For multi-step methods $$ y_{n}+\sum_{j=1}^q a_{n-j}y_{n-j} = h\sum_{j=0}^q b_jf_{n-j}=λh\sum_{j=0}^q b_jy_{n-j}, $$ this analysis is a little more involved, as one gets a difference equation of order greater than 2. Using a generating function $Y(t)=\sum y_jt^{-j}$, one gets the solution as $$ Y(t)=\frac{c(Y_0,λh)(t)}{a(t)-λhb(t)}=\sum\frac{A_k(Y_0,λh)}{t-r_k(λh)}, $$ where in the middle $a(t)=t^q+a_{q-1}t^{q-1}+...a_0$, $b(t)=b_qt^q+...+b_0$ and $c(Y_0,λh)(t)$ is a polynomial formed from the initial values $Y_0=(y_0,...,y_{q-1})$. The right side it the partial fraction decomposition using the roots $r_k(z)$ of $a(t)-zb(t)$. The solution is falling to zero if all $r_k(z)$ are inside the unit circle for $z=λh$. If one weakens the demand to non-expanding behavior, then the condition is $|r_k(z)|\le 1$ and for multiple roots $|r_k(z)|< 1$. Call the set of all such $z$ the stable set $S$.

A multi-step method is A-stable if $\Bbb C^-\subset S$.

Zero-stability

is a pre-condition for stability.
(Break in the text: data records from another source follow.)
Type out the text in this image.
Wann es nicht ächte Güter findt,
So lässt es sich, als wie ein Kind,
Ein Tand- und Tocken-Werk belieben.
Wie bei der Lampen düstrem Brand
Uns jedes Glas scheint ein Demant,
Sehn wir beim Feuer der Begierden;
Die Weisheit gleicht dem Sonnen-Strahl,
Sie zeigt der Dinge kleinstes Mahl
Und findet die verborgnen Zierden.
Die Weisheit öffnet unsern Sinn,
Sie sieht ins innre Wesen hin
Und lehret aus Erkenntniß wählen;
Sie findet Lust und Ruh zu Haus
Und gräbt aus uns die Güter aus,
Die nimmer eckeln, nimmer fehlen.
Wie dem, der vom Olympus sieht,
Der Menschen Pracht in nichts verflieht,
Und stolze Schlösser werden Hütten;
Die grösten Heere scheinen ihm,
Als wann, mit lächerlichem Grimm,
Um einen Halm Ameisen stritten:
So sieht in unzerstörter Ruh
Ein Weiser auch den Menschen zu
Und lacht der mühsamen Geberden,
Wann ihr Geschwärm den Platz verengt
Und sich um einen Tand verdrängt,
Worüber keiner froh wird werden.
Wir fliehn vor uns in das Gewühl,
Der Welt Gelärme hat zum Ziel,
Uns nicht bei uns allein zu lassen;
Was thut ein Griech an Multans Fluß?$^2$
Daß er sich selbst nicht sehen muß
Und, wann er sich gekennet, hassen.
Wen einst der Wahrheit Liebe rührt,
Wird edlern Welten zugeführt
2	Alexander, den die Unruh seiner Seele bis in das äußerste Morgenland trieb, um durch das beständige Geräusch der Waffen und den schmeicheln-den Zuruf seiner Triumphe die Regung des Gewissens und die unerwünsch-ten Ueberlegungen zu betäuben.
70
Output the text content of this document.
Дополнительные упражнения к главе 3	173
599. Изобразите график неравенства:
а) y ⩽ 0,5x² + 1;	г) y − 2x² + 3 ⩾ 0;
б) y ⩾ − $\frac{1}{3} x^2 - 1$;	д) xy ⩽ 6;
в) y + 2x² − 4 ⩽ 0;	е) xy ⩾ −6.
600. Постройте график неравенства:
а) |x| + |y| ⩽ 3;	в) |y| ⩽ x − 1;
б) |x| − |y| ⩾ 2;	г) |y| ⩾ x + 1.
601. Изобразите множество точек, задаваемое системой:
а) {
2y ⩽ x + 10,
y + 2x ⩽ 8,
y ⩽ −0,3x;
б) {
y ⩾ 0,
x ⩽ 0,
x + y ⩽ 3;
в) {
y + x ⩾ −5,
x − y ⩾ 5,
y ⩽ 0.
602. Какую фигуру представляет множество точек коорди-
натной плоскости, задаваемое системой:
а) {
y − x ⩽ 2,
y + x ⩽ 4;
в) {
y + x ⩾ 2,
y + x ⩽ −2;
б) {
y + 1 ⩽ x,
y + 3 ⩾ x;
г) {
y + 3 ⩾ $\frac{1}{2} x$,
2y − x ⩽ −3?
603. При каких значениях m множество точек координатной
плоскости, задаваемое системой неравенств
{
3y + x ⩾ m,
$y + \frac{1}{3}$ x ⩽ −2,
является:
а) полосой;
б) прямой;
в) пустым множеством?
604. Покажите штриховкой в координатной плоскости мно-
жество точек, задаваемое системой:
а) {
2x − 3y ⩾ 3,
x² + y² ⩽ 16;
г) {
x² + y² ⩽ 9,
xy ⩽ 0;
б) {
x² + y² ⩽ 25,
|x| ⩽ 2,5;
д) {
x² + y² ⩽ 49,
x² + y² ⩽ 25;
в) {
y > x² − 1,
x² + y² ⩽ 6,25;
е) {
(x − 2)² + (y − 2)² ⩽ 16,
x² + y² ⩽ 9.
It is only relevant in the case of linear multi-step methods, one-step methods have this automatically. It says that if the right side is zero, the numerical solution should be constant or nearly so, even under small perturbations, small additions of random noise in each step.

More precisely, among the $r_k(0)$, exactly one has value $1$ ($a(1)=0$ is necessary for consistency), all other have to be inside the unit circle. Failing that one gets one $q=r_k(0)$ with $|q|>1$, where then local errors get propagated from step $k$ to step $k+\Delta k$ with coefficient $q^{Δk}=q^{Δt/h}$, or a multiple root at $1$, which gives error growth like $Δk=Δt/h$ or even higher degree over time spans $Δt=t_{k+\Delta k}-t_k=Δk\,h$, which grows the faster the smaller $h$ is. Such behavior is in general not desirable.

A$(\alpha)$-stability

Any A-stable multi-step method has order 2 or less. To get higher order methods and still have a similar quality criterion one needs to weaken the definition of A-stability. The most common variant is

A multi-step method is A$(\alpha)$-stable if $S\supset\{z\ne 0:|\arg(-z)|<\alpha\}$


L- and I-stability

In one-step methods, the rational function $R(z)$, if it has a bounded value at $z=-\infty$, has the same value for all limits with $|z|\to\infty$. Thus while it may seem intuitive to have $|R(iy)|=1$, this would imply that that $|R(x)|$ can not fall to zero for $x\to -\infty$ on the negative real axis.

L-stable if A-stable and $\lim_{|z|\to\infty}R(z)=0$.

One can also be interested in the fraction $R(z)/e^z$ and where its modulus is smaller/equal/greater than 1.

I-stable if $|R(iy)|\le 1=|e^{iy}|$.

I-stable and all poles of $R$ in the positive half-plane implies A-stable.